A imensa diversidade biológica da América Latina contribuiu pouco para a agricultura comercial da região, apesar de ser lugar de origem de duas das quatro espécies mais consumidas no mundo, o milho e a batata. A carestia dos alimentos aqueceu o debate sobre produção e comércio agrícola, incluindo a forte queda da biodiversidade na agricultura comercial. A humanidade consumiu mais de 7 mil espécies vegetais em sua história. Mas, nos últimos 100 anos, deixou de cultivar mais de 3/4, e depende de apenas três – milho, trigo e arroz – para atender a quase 70% de suas necessidades calóricas, afirmam dados das Nações Unidas.
Muitos cultivos antigos, como o amaranto (do gênero Amaranthus) e a quinua (Chenopodium quinoa), promissoras espécies latino-americanas, hoje são pouco explorados diante da expansão de cereais como o arroz e o trigo. Junto com essas culturas, também são perdidos conhecimentos a elas associados, empobrecendo a agricultura e a nutrição, afirmam especialistas. O amaranto foi declarado “o melhor alimento de origem vegetal para consumo humano”, em 1979, pela Academia Nacional de Ciências dos Estados Unidos, por suas proteínas e aminoácidos singulares e por não requerer cuidados especiais, muita água nem terra muito fértil. Cultivado por maias, astecas e incas, esteve esquecido até a década de 60, mas atualmente se limita a apenas 2 mil hectares plantados.
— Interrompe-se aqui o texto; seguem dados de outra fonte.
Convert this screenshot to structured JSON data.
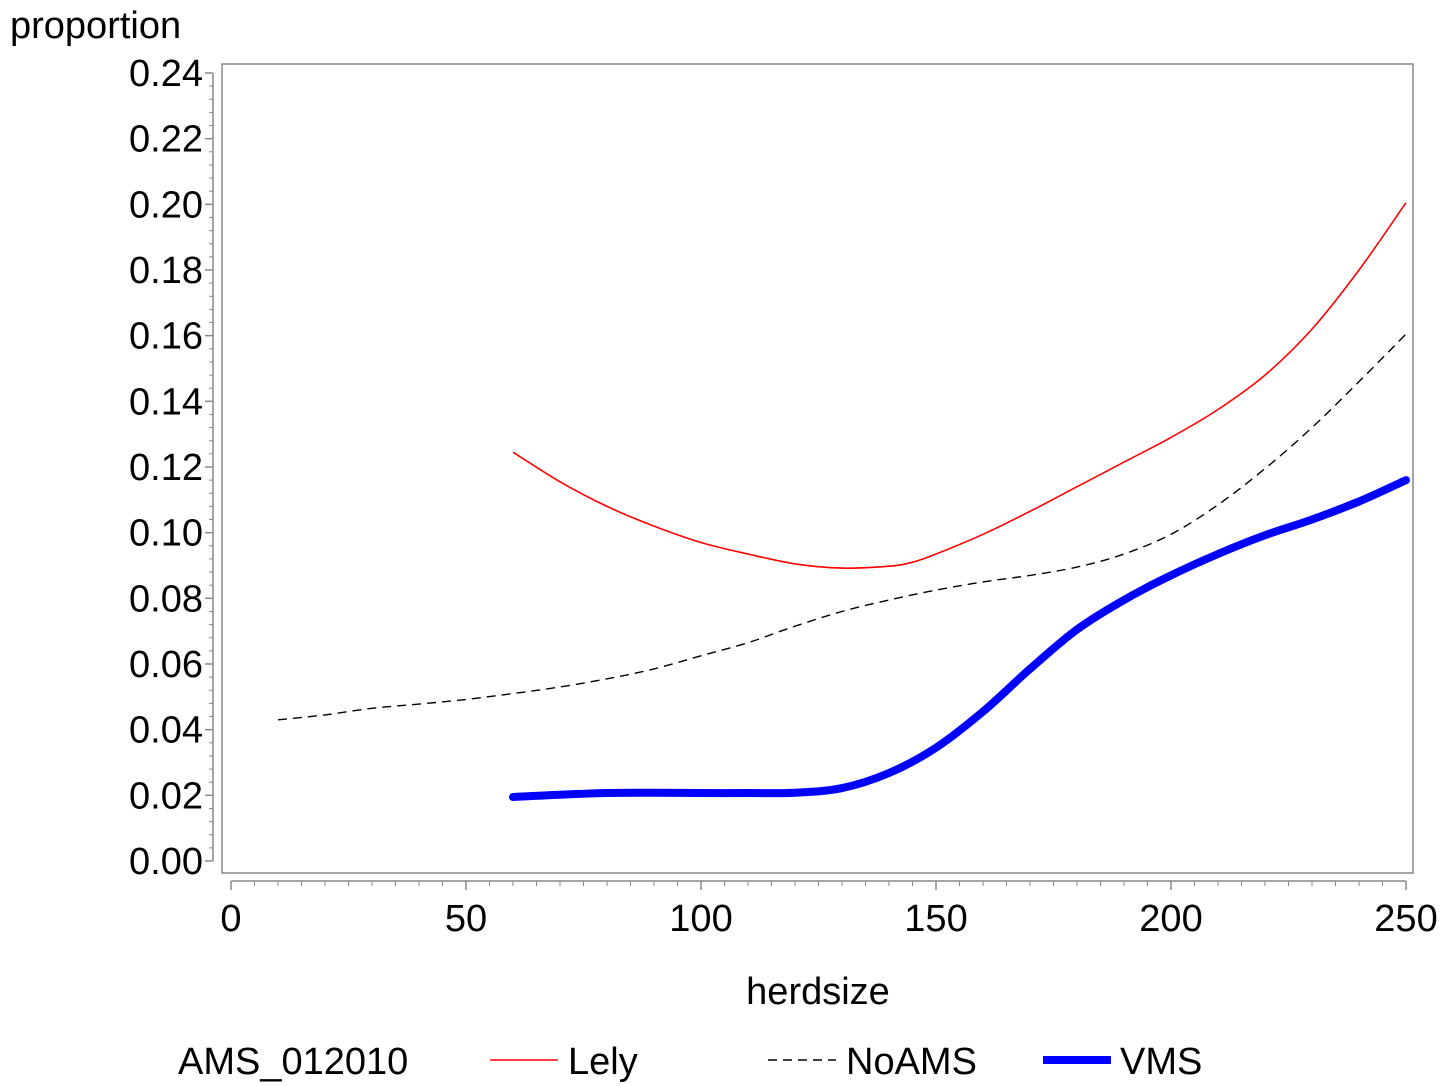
{
  "chart_data": {
    "type": "line",
    "ylabel": "proportion",
    "xlabel": "herdsize",
    "xlim": [
      0,
      250
    ],
    "ylim": [
      0,
      0.24
    ],
    "x_ticks": [
      "0",
      "50",
      "100",
      "150",
      "200",
      "250"
    ],
    "y_ticks": [
      "0.00",
      "0.02",
      "0.04",
      "0.06",
      "0.08",
      "0.10",
      "0.12",
      "0.14",
      "0.16",
      "0.18",
      "0.20",
      "0.22",
      "0.24"
    ],
    "grid": false,
    "legend": {
      "title": "AMS_012010",
      "position": "bottom"
    },
    "series": [
      {
        "name": "Lely",
        "color": "#ff0000",
        "style": "solid-thin",
        "points": [
          [
            60,
            0.1245
          ],
          [
            70,
            0.1155
          ],
          [
            80,
            0.108
          ],
          [
            90,
            0.102
          ],
          [
            100,
            0.097
          ],
          [
            110,
            0.0935
          ],
          [
            120,
            0.0905
          ],
          [
            130,
            0.0892
          ],
          [
            140,
            0.0898
          ],
          [
            145,
            0.091
          ],
          [
            150,
            0.0935
          ],
          [
            160,
            0.0995
          ],
          [
            170,
            0.1065
          ],
          [
            180,
            0.114
          ],
          [
            190,
            0.1215
          ],
          [
            200,
            0.129
          ],
          [
            210,
            0.1375
          ],
          [
            220,
            0.148
          ],
          [
            230,
            0.162
          ],
          [
            240,
            0.18
          ],
          [
            250,
            0.2005
          ]
        ]
      },
      {
        "name": "NoAMS",
        "color": "#000000",
        "style": "dashed",
        "points": [
          [
            10,
            0.043
          ],
          [
            20,
            0.0445
          ],
          [
            30,
            0.0465
          ],
          [
            40,
            0.0478
          ],
          [
            50,
            0.0492
          ],
          [
            60,
            0.051
          ],
          [
            70,
            0.053
          ],
          [
            80,
            0.0555
          ],
          [
            90,
            0.0585
          ],
          [
            100,
            0.0625
          ],
          [
            110,
            0.0665
          ],
          [
            120,
            0.0715
          ],
          [
            130,
            0.076
          ],
          [
            140,
            0.0795
          ],
          [
            150,
            0.0825
          ],
          [
            160,
            0.085
          ],
          [
            170,
            0.087
          ],
          [
            180,
            0.0895
          ],
          [
            190,
            0.0935
          ],
          [
            200,
            0.0995
          ],
          [
            210,
            0.1085
          ],
          [
            220,
            0.1195
          ],
          [
            230,
            0.132
          ],
          [
            240,
            0.146
          ],
          [
            250,
            0.1605
          ]
        ]
      },
      {
        "name": "VMS",
        "color": "#0000ff",
        "style": "solid-thick",
        "points": [
          [
            60,
            0.0195
          ],
          [
            70,
            0.0202
          ],
          [
            80,
            0.0207
          ],
          [
            90,
            0.0208
          ],
          [
            100,
            0.0207
          ],
          [
            110,
            0.0207
          ],
          [
            120,
            0.0208
          ],
          [
            130,
            0.0222
          ],
          [
            140,
            0.0268
          ],
          [
            150,
            0.0345
          ],
          [
            160,
            0.0455
          ],
          [
            170,
            0.0585
          ],
          [
            180,
            0.0705
          ],
          [
            190,
            0.0795
          ],
          [
            200,
            0.087
          ],
          [
            210,
            0.0935
          ],
          [
            220,
            0.0992
          ],
          [
            230,
            0.104
          ],
          [
            240,
            0.1095
          ],
          [
            250,
            0.116
          ]
        ]
      }
    ]
  }
}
“Existe uma cultura que faz com que se prefira outros produtos com menos propriedades alimentícias”, lamenta Alberto Martinez, secretário da cooperativa Sistema Produto Amaranto, de 250 produtores de escassos recursos ao sul da capital mexicana. Em 2007, venderam 300 toneladas de amaranto por US$ 1 mil a tonelada, valor que era o dobro em 2006. Existem plantações de amaranto nos Estados Unidos, na China e na Índia, todas em pequena escala. “Ao depender de não mais de seis cultivos, a população é mais vulnerável às crises de estoque, oferta e demanda”, em especial a mais pobre, disse ao Terramérica Juan Izquierdo, oficial principal de Produção Vegetal da Organização das Nações Unidas para a Agricultura e a Alimentação (FAO) na América Latina.
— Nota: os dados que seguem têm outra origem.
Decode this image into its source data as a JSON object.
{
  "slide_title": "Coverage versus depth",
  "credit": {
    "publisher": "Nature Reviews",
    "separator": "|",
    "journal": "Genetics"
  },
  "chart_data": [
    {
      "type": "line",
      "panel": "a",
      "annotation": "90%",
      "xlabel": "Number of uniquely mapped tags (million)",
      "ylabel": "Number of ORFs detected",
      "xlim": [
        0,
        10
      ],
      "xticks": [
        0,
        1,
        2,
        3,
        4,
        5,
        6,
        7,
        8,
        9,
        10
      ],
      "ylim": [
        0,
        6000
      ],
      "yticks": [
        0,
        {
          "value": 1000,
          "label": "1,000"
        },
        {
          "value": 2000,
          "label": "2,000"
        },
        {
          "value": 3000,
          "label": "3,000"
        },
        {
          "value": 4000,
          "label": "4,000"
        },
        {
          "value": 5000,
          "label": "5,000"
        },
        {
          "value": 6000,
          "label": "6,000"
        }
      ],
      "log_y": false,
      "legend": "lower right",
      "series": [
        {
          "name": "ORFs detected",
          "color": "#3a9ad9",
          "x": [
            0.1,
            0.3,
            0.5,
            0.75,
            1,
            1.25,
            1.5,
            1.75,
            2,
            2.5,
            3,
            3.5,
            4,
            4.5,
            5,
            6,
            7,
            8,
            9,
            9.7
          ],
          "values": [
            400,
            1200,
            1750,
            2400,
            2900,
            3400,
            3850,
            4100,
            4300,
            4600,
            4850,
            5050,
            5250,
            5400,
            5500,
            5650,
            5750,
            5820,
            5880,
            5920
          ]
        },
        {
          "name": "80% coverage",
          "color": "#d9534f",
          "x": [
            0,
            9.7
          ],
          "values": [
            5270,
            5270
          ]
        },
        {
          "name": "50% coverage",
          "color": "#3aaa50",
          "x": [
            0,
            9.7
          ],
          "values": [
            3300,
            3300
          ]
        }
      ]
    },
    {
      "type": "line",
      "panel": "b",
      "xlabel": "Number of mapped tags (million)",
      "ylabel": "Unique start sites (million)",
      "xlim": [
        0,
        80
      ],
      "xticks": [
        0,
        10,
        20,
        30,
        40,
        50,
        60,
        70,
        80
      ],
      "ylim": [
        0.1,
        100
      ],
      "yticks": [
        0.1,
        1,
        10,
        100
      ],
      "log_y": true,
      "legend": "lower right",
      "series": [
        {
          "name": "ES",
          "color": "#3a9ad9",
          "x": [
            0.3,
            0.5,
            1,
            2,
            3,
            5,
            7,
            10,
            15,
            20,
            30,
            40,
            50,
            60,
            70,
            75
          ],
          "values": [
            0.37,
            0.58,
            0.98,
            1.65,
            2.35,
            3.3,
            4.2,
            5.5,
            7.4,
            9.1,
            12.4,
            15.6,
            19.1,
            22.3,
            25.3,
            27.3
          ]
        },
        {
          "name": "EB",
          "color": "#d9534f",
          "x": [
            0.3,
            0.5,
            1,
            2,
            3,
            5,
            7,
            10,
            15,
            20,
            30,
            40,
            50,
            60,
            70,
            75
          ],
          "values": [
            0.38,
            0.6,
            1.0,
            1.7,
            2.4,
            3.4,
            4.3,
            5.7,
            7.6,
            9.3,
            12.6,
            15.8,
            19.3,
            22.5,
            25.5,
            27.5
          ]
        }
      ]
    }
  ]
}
É o que acontece agora, com as enormes altas dos preços dos alimentos em todo o mundo, que ameaçam ampliar em 100 milhões de pessoas o contingente de 850 milhões de famintos, segundo o Programa Mundial de Alimentos. Os protestos violentos já afetam dezenas de países. Este quadro é resultado de processos que fizeram mais de 100 países muito dependentes dos alimentos importados, começando pela ajuda alimentar, como a dos Estados Unidos. Desde os anos 50, padrões alimentares são “transferidos” para nações pobres, lembra Jean Marc von der Weid, coordenador da organização não governamental Assessoria e Serviços para Projetos de Agricultura Alternativa do Brasil. Depois, a abertura comercial “desigual” das últimas décadas permitiu que Europa e Estados Unidos – muito protecionistas – “inundassem o mundo com alimentos baratos”, bem-vindos por um tempo, até que a crise revelou a armadilha, segundo Von der Weid.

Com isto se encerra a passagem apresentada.